Lewin, Gan, and Bruckstein, being computer engineers and therefore unfettered by topological preconceptions, take a very interesting approach to the problem which from their perspective is very natural, and is quite direct. First, they present the knot using a modified Dowker notation, which is compact and easy to work with. Then, they simplify the modified Dowker notation using Reidemeister moves. How exactly do they do this? Why don’t they hit global minima? Here is where the skills of an engineer come into their own. The solution chosen by Lewin, Gan, and Bruckstein is to apply a simulated annealing algorithm.
Note that this is not the first time simulated annealing was used to simplify knots- there is a knot energy approach using simulated annealing due to Ligocki and Sethian. That approach suffers from some convergence issues because the knot is 3-dimensional and there are too many variables. A modification of this technique by Ladd and Kavlaki (robotics people!) using a stick presentation of knots in 3-space instead, and seems to give very nice results.
Simulated annealing is a probabilistic technique to find a global optimum for a function. Wikipedia says:
The name and inspiration come from annealing in metallurgy, a technique involving heating and controlled cooling of a material to increase the size of its crystals and reduce their defects, both are attributes of the material that depend on its thermodynamic free energy. Heating and cooling the material affects both the temperature and the thermodynamic free energy.
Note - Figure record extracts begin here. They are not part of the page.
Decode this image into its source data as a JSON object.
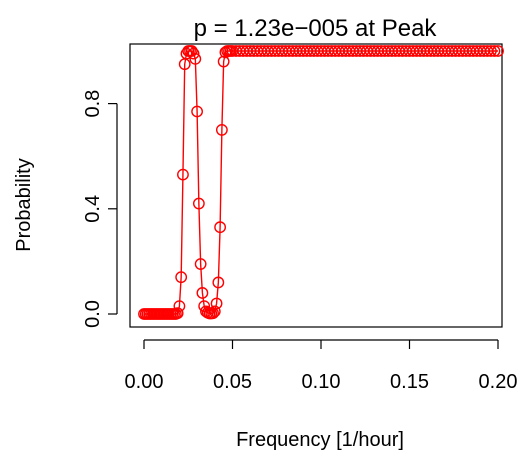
{
  "chart_data": {
    "type": "line",
    "title": "p =  1.23e−005  at Peak",
    "xlabel": "Frequency [1/hour]",
    "ylabel": "Probability",
    "xlim": [
      0.0,
      0.2
    ],
    "ylim": [
      0.0,
      1.0
    ],
    "x_ticks": [
      0.0,
      0.05,
      0.1,
      0.15,
      0.2
    ],
    "x_tick_labels": [
      "0.00",
      "0.05",
      "0.10",
      "0.15",
      "0.20"
    ],
    "y_ticks": [
      0.0,
      0.4,
      0.8
    ],
    "y_tick_labels": [
      "0.0",
      "0.4",
      "0.8"
    ],
    "grid": false,
    "series": [
      {
        "color": "#ff0000",
        "marker": "open-circle",
        "x": [
          0.0,
          0.001,
          0.002,
          0.003,
          0.004,
          0.005,
          0.006,
          0.007,
          0.008,
          0.009,
          0.01,
          0.011,
          0.012,
          0.013,
          0.014,
          0.015,
          0.016,
          0.017,
          0.018,
          0.019,
          0.02,
          0.021,
          0.022,
          0.023,
          0.024,
          0.025,
          0.026,
          0.027,
          0.028,
          0.029,
          0.03,
          0.031,
          0.032,
          0.033,
          0.034,
          0.035,
          0.036,
          0.037,
          0.038,
          0.039,
          0.04,
          0.041,
          0.042,
          0.043,
          0.044,
          0.045,
          0.046,
          0.047,
          0.048,
          0.049,
          0.05,
          0.052,
          0.054,
          0.056,
          0.058,
          0.06,
          0.062,
          0.064,
          0.066,
          0.068,
          0.07,
          0.072,
          0.074,
          0.076,
          0.078,
          0.08,
          0.082,
          0.084,
          0.086,
          0.088,
          0.09,
          0.092,
          0.094,
          0.096,
          0.098,
          0.1,
          0.102,
          0.104,
          0.106,
          0.108,
          0.11,
          0.112,
          0.114,
          0.116,
          0.118,
          0.12,
          0.122,
          0.124,
          0.126,
          0.128,
          0.13,
          0.132,
          0.134,
          0.136,
          0.138,
          0.14,
          0.142,
          0.144,
          0.146,
          0.148,
          0.15,
          0.152,
          0.154,
          0.156,
          0.158,
          0.16,
          0.162,
          0.164,
          0.166,
          0.168,
          0.17,
          0.172,
          0.174,
          0.176,
          0.178,
          0.18,
          0.182,
          0.184,
          0.186,
          0.188,
          0.19,
          0.192,
          0.194,
          0.196,
          0.198,
          0.2
        ],
        "y": [
          0.0,
          0.0,
          0.0,
          0.0,
          0.0,
          0.0,
          0.0,
          0.0,
          0.0,
          0.0,
          0.0,
          0.0,
          0.0,
          0.0,
          0.0,
          0.0,
          0.0,
          0.0,
          0.0,
          0.003,
          0.03,
          0.14,
          0.53,
          0.95,
          0.99,
          1.0,
          1.0,
          1.0,
          0.99,
          0.97,
          0.77,
          0.42,
          0.19,
          0.08,
          0.03,
          0.01,
          0.005,
          0.002,
          0.002,
          0.003,
          0.01,
          0.04,
          0.12,
          0.33,
          0.7,
          0.96,
          0.995,
          1.0,
          1.0,
          1.0,
          1.0,
          1.0,
          1.0,
          1.0,
          1.0,
          1.0,
          1.0,
          1.0,
          1.0,
          1.0,
          1.0,
          1.0,
          1.0,
          1.0,
          1.0,
          1.0,
          1.0,
          1.0,
          1.0,
          1.0,
          1.0,
          1.0,
          1.0,
          1.0,
          1.0,
          1.0,
          1.0,
          1.0,
          1.0,
          1.0,
          1.0,
          1.0,
          1.0,
          1.0,
          1.0,
          1.0,
          1.0,
          1.0,
          1.0,
          1.0,
          1.0,
          1.0,
          1.0,
          1.0,
          1.0,
          1.0,
          1.0,
          1.0,
          1.0,
          1.0,
          1.0,
          1.0,
          1.0,
          1.0,
          1.0,
          1.0,
          1.0,
          1.0,
          1.0,
          1.0,
          1.0,
          1.0,
          1.0,
          1.0,
          1.0,
          1.0,
          1.0,
          1.0,
          1.0,
          1.0,
          1.0,
          1.0,
          1.0,
          1.0,
          1.0,
          1.0
        ]
      }
    ]
  }
}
While the same amount of cooling brings the same amount of decrease in temperature it will bring a bigger or smaller decrease in the thermodynamic free energy depending on the rate that it occurs, with a slower rate producing a bigger decrease.
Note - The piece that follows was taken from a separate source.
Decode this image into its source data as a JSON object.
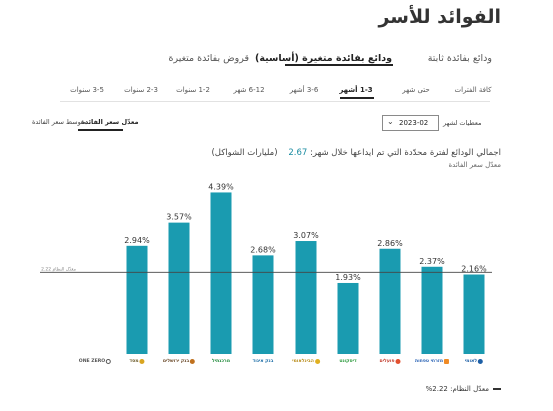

In our case, the goal is to find the modified Dowker presentation with the fewest crossing, and the one that is `most alternating’ (by one of the Tait conjectures, which have been proven, an alternating knot diagram is minimal, and so finding one solves the recognition problem). The type of simulated annealing that they use is called Bolzmann annealing. The knot is `cooled’, performing Reidemeister moves at random locations. If we get a lower energy diagram, go to that. Otherwise, accept it with a probability of , or else stay put. So there are more jumps for higher temperatures, and the lower the temperature the energy the less probability there is of a jump. Lower the temperature, and repeat.
This is an undergraduate research project, and no theorems are proven. The algorithm, and even its application to knot theory, are not new. But using it on modified Dowker codes is certainly new. Experimentally, the algorithm appears to work extremely well. It’s extremely simple and robust, and entirely probabilistic, so it would work on huge knots as well as on small knots. Moreover, it’s massively flexible- it would work just as well for links, braids, tangles, virtual tangles, welded tangled objects, or just-about anything else. In particular, it works for tangle machines (while none of the other techniques do), which is why I’m particularly interested in it. I believe that it absolutely deserves to be much better known.
I wonder how close it is to being state-of-the-art even today- I asked a MathOverflow question about this, from which much of the information in this post is taken. As a random and irresponsible thought, wouldn’t it be interesting to have a software implementation challenge to see which algorithm could most rapidly simplify some arbitrary very complicated knot diagram with hundreds or even thousands of crossings? My money is on Lewin-Gan-Bruckstein.